Chinese builders are copying on a large scale

Publisher
ČTK
16.02.2013 10:05
China

Beijing

Beijing - In Beijing, a new complex, Wangjing SOHO, is slowly rising above the smog-covered horizon. The trio of graceful office buildings was designed by the world-renowned British architect of Iraqi origin, Zaha Hadid. About 1,400 kilometers further south, the construction of two buildings is rising, whose design looks exactly like the Beijing complex designed by Hadid, wrote The Wall Street Journal.
    The second development company denies that it "copied" the design and even created a slogan for its project in this sense. "We never want to copy," it states on their official website. "We only want to surpass."
    This motto could be the mantra of China's massive architectural boom. To show the scale at which everything is undertaken, the Chinese have embraced the art of imitation—and copying—on a grand scale.
    In recent years, some Chinese developers and even government officials have churned out meticulously copied replicas of the greatest architectural hits of the West, from UNESCO World Heritage sites to pearls from Le Corbusier’s workshop and Manhattan skyscrapers. Paris, California's Orange County, the Swiss town of Interlaken, Amsterdam—all these places have their doubles in China. In Hangzhou, gondolas glide along artificially constructed canals of the "Water City of Venice", which features its own St. Mark's Square and Doge's Palace.
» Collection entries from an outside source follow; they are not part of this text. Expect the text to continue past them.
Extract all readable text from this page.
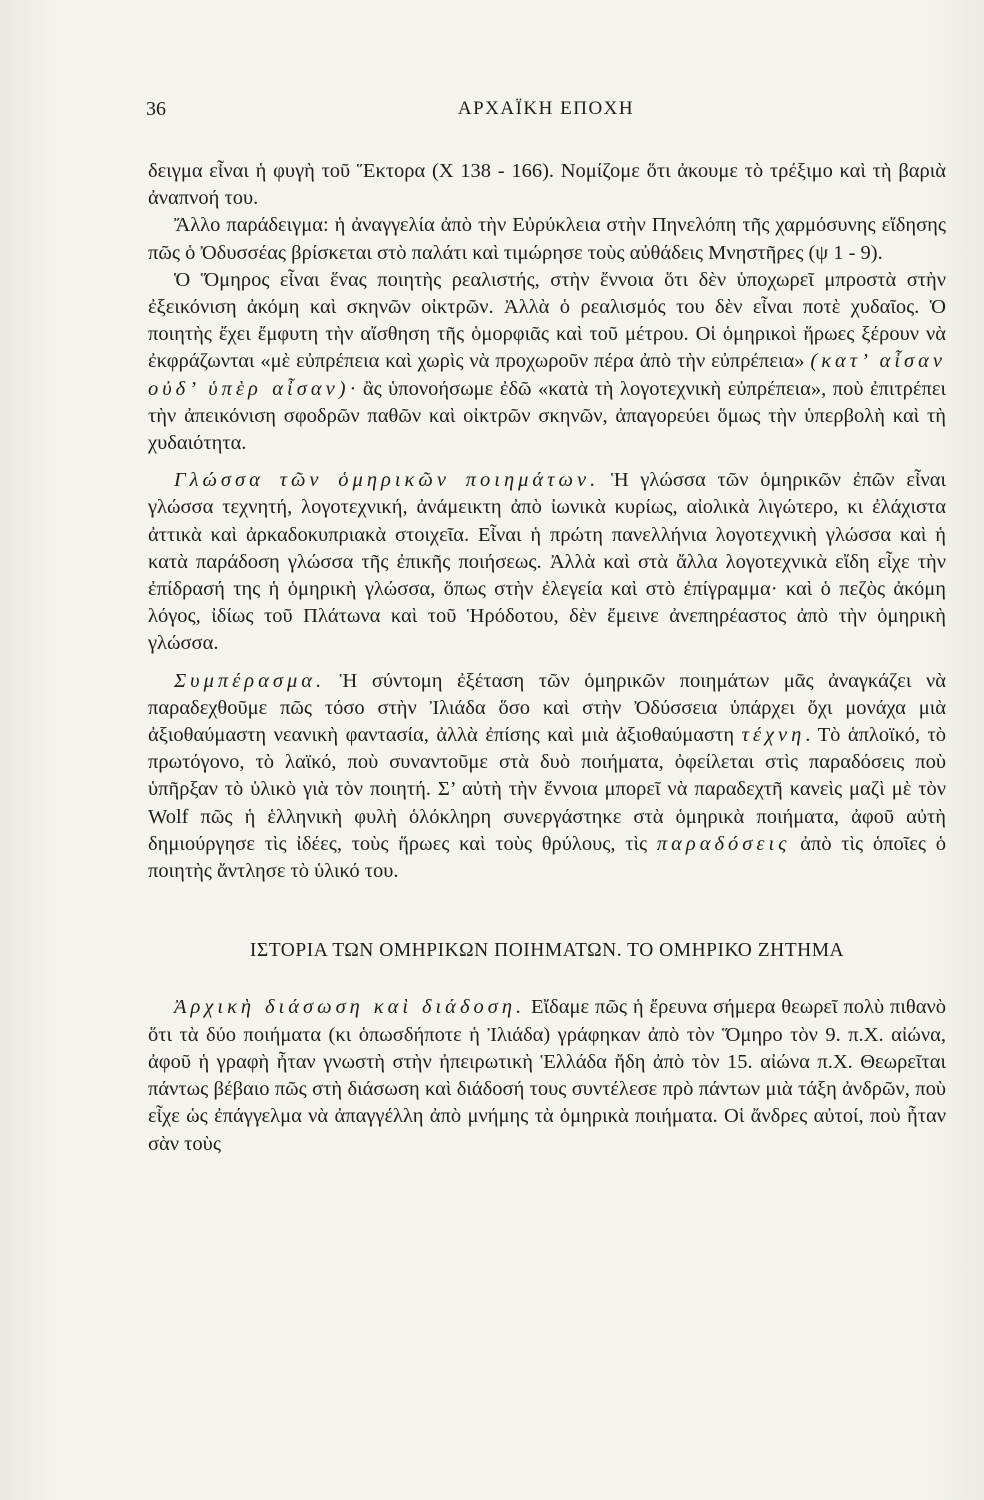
36	ΑΡΧΑΪΚΗ ΕΠΟΧΗ

δειγμα εἶναι ἡ φυγὴ τοῦ Ἕκτορα (Χ 138 - 166). Νομίζομε ὅτι ἀκουμε τὸ τρέξιμο καὶ τὴ βαριὰ ἀναπνοή του.

Ἄλλο παράδειγμα: ἡ ἀναγγελία ἀπὸ τὴν Εὐρύκλεια στὴν Πηνελόπη τῆς χαρμόσυνης εἴδησης πῶς ὁ Ὀδυσσέας βρίσκεται στὸ παλάτι καὶ τιμώρησε τοὺς αὐθάδεις Μνηστῆρες (ψ 1 - 9).

Ὁ Ὅμηρος εἶναι ἕνας ποιητὴς ρεαλιστής, στὴν ἔννοια ὅτι δὲν ὑποχωρεῖ μπροστὰ στὴν ἐξεικόνιση ἀκόμη καὶ σκηνῶν οἰκτρῶν. Ἀλλὰ ὁ ρεαλισμός του δὲν εἶναι ποτὲ χυδαῖος. Ὁ ποιητὴς ἔχει ἔμφυτη τὴν αἴσθηση τῆς ὁμορφιᾶς καὶ τοῦ μέτρου. Οἱ ὁμηρικοὶ ἥρωες ξέρουν νὰ ἐκφράζωνται «μὲ εὐπρέπεια καὶ χωρὶς νὰ προχωροῦν πέρα ἀπὸ τὴν εὐπρέπεια» (κατ’ αἶσαν οὐδ’ ὑπὲρ αἶσαν)· ἂς ὑπονοήσωμε ἐδῶ «κατὰ τὴ λογοτεχνικὴ εὐπρέπεια», ποὺ ἐπιτρέπει τὴν ἀπεικόνιση σφοδρῶν παθῶν καὶ οἰκτρῶν σκηνῶν, ἀπαγορεύει ὅμως τὴν ὑπερβολὴ καὶ τὴ χυδαιότητα.

Γλώσσα τῶν ὁμηρικῶν ποιημάτων. Ἡ γλώσσα τῶν ὁμηρικῶν ἐπῶν εἶναι γλώσσα τεχνητή, λογοτεχνική, ἀνάμεικτη ἀπὸ ἰωνικὰ κυρίως, αἰολικὰ λιγώτερο, κι ἐλάχιστα ἀττικὰ καὶ ἀρκαδοκυπριακὰ στοιχεῖα. Εἶναι ἡ πρώτη πανελλήνια λογοτεχνικὴ γλώσσα καὶ ἡ κατὰ παράδοση γλώσσα τῆς ἐπικῆς ποιήσεως. Ἀλλὰ καὶ στὰ ἄλλα λογοτεχνικὰ εἴδη εἶχε τὴν ἐπίδρασή της ἡ ὁμηρικὴ γλώσσα, ὅπως στὴν ἐλεγεία καὶ στὸ ἐπίγραμμα· καὶ ὁ πεζὸς ἀκόμη λόγος, ἰδίως τοῦ Πλάτωνα καὶ τοῦ Ἡρόδοτου, δὲν ἔμεινε ἀνεπηρέαστος ἀπὸ τὴν ὁμηρικὴ γλώσσα.

Συμπέρασμα. Ἡ σύντομη ἐξέταση τῶν ὁμηρικῶν ποιημάτων μᾶς ἀναγκάζει νὰ παραδεχθοῦμε πῶς τόσο στὴν Ἰλιάδα ὅσο καὶ στὴν Ὀδύσσεια ὑπάρχει ὄχι μονάχα μιὰ ἀξιοθαύμαστη νεανικὴ φαντασία, ἀλλὰ ἐπίσης καὶ μιὰ ἀξιοθαύμαστη τέχνη. Τὸ ἁπλοϊκό, τὸ πρωτόγονο, τὸ λαϊκό, ποὺ συναντοῦμε στὰ δυὸ ποιήματα, ὀφείλεται στὶς παραδόσεις ποὺ ὑπῆρξαν τὸ ὑλικὸ γιὰ τὸν ποιητή. Σ’ αὐτὴ τὴν ἔννοια μπορεῖ νὰ παραδεχτῆ κανεὶς μαζὶ μὲ τὸν Wolf πῶς ἡ ἑλληνικὴ φυλὴ ὁλόκληρη συνεργάστηκε στὰ ὁμηρικὰ ποιήματα, ἀφοῦ αὐτὴ δημιούργησε τὶς ἰδέες, τοὺς ἥρωες καὶ τοὺς θρύλους, τὶς παραδόσεις ἀπὸ τὶς ὁποῖες ὁ ποιητὴς ἄντλησε τὸ ὑλικό του.

ΙΣΤΟΡΙΑ ΤΩΝ ΟΜΗΡΙΚΩΝ ΠΟΙΗΜΑΤΩΝ. ΤΟ ΟΜΗΡΙΚΟ ΖΗΤΗΜΑ

Ἀρχικὴ διάσωση καὶ διάδοση. Εἴδαμε πῶς ἡ ἔρευνα σήμερα θεωρεῖ πολὺ πιθανὸ ὅτι τὰ δύο ποιήματα (κι ὁπωσδήποτε ἡ Ἰλιάδα) γράφηκαν ἀπὸ τὸν Ὅμηρο τὸν 9. π.Χ. αἰώνα, ἀφοῦ ἡ γραφὴ ἦταν γνωστὴ στὴν ἠπειρωτικὴ Ἑλλάδα ἤδη ἀπὸ τὸν 15. αἰώνα π.Χ. Θεωρεῖται πάντως βέβαιο πῶς στὴ διάσωση καὶ διάδοσή τους συντέλεσε πρὸ πάντων μιὰ τάξη ἀνδρῶν, ποὺ εἶχε ὡς ἐπάγγελμα νὰ ἀπαγγέλλη ἀπὸ μνήμης τὰ ὁμηρικὰ ποιήματα. Οἱ ἄνδρες αὐτοί, ποὺ ἦταν σὰν τοὺς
    Last year, developers in Huizhou unveiled a brick-by-brick copied replica of the Austrian village of Hallstatt, complete with cobbled streets, a historic church, and even cafes with sidewalk tables.
    However, the first prize for the most copied building goes to the White House, says Chinese architect Yun Chang, who once headed the architecture department at MIT. This building has served as a model for everything from seafood restaurants to family homes and government offices in Shanghai, Guangzhou, Wenzhou, and Nanjing.
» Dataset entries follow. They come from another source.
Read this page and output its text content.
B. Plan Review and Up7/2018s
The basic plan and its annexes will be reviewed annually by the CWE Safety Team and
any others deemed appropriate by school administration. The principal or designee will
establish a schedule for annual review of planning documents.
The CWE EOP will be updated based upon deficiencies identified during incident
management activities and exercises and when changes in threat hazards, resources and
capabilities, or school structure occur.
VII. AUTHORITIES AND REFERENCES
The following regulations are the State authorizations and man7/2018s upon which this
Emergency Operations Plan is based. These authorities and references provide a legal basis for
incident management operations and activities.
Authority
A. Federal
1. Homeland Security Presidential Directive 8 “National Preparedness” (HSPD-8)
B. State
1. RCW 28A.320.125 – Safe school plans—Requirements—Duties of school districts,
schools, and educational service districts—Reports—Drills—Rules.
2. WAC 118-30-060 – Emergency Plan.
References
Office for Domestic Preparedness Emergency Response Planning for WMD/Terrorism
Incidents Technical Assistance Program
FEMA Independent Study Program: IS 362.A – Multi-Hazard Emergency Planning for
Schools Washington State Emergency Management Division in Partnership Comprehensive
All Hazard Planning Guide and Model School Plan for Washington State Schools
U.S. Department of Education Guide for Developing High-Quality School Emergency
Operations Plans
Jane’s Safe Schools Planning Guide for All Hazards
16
    This copying is not intended to flatter the West, nor is it a certain kind of "self-colonization". Copies are built as evidence of China’s technological advancement, influence, and power. The Chinese take symbols of Western architecture as proof of their own rise and aspirations for global dominance.
    It is a compulsion that has deep roots in Chinese architectural tradition dating back thousands of years. Emperors of the past enjoyed demonstrating their dominance by imitating or copying rival territories, for example, through vast parks featuring flora and fauna brought from distant islands. In the third century BC, the first emperor Qin Shi Huang celebrated the conquest of six rival kingdoms by ordering that exact replicas of their palaces be built in the capital.
    Nowadays, similarly imitated Eiffel Towers and Chrysler Building skyscrapers symbolize China’s power to dominate the world by bringing Europe and the United States onto its territory.
    The traditional Chinese attitude toward imitation or replication may help explain this trend. While Americans look upon imitations with distaste, the Chinese have traditionally adopted a more conciliatory and different approach to them. Copying can be valued as a mark of skill and superiority.
    However, the growing Chinese economy, alongside the financial troubles of the European Union and the United States, may lead to a new trend in a new era, where the Chinese begin to imitate their own Forbidden City in Beijing instead of the White House. In some parts of the country, replicas of Chinese symbols are already starting to appear—right next to replicas of Versailles.
    "Chinese people are beginning to realize: 'We have money. We have a lot of money. We are richer than our Western rivals'," says Beijing architecture professor Zhou Zhong.
    So rather than grumble about being copied by the Chinese, the West should start fearing the day when the Chinese stop looking to them for things to imitate.